Aktion 20.000 als Erfolgsmodell im Kampf gegen Altersarbeitslosigkeit

Internationale Fachkonferenz „Back to work, now!“ Die steigende Arbeitslosigkeit in der Generation 50+ stellt ganz Europa vor neue Herausforderungen. Österreich hat bereits reagiert und gilt als Vorbild.

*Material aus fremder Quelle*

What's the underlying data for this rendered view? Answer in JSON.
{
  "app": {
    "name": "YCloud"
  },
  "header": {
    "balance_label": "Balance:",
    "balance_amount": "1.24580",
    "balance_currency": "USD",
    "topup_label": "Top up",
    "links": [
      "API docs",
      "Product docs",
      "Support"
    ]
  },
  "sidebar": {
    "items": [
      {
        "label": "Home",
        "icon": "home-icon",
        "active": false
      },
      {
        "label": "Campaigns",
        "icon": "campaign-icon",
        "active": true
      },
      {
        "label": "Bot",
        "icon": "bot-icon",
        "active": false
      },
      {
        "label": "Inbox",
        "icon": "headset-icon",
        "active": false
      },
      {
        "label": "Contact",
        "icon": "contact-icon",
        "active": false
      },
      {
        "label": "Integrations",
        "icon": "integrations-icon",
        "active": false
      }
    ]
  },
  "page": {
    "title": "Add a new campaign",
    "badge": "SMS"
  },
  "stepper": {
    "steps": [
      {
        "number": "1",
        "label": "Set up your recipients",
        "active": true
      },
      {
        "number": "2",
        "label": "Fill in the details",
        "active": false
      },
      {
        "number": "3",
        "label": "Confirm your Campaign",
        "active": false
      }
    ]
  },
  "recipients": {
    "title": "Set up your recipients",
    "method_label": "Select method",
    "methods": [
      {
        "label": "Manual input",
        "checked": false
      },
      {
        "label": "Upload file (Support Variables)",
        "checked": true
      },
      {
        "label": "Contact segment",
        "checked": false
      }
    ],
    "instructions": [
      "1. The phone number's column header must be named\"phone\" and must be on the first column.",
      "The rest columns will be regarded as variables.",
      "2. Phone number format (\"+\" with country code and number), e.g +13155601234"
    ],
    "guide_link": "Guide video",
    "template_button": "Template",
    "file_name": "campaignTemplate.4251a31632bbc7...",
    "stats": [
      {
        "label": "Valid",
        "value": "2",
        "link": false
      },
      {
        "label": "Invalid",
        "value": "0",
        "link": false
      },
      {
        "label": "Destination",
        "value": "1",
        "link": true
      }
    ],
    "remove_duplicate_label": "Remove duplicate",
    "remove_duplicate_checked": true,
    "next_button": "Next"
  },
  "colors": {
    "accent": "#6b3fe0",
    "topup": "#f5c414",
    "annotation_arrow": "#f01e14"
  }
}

Mit der Integration älterer Arbeitsloser am Arbeitsmarkt beschäftigt sich die hochkarätige internationale Fachkonferenz „Back to work, now!“. Sozialminister Alois Stöger betonte in einem gemeinsamen Pressegespräch mit Rania Antonopoulos, der griechischen Vizeministerin für Arbeit, Nicolas Schmit, dem Minister für Arbeit in Luxemburg und Irene Wennemo, der schwedischen Staatssekretärin im Ministerium für Arbeit, dass die sinkenden Arbeitslosenzahlen zeigen, wie man mit politischen Mitteln das Thema Arbeitslosigkeit erfolgreich angehen kann.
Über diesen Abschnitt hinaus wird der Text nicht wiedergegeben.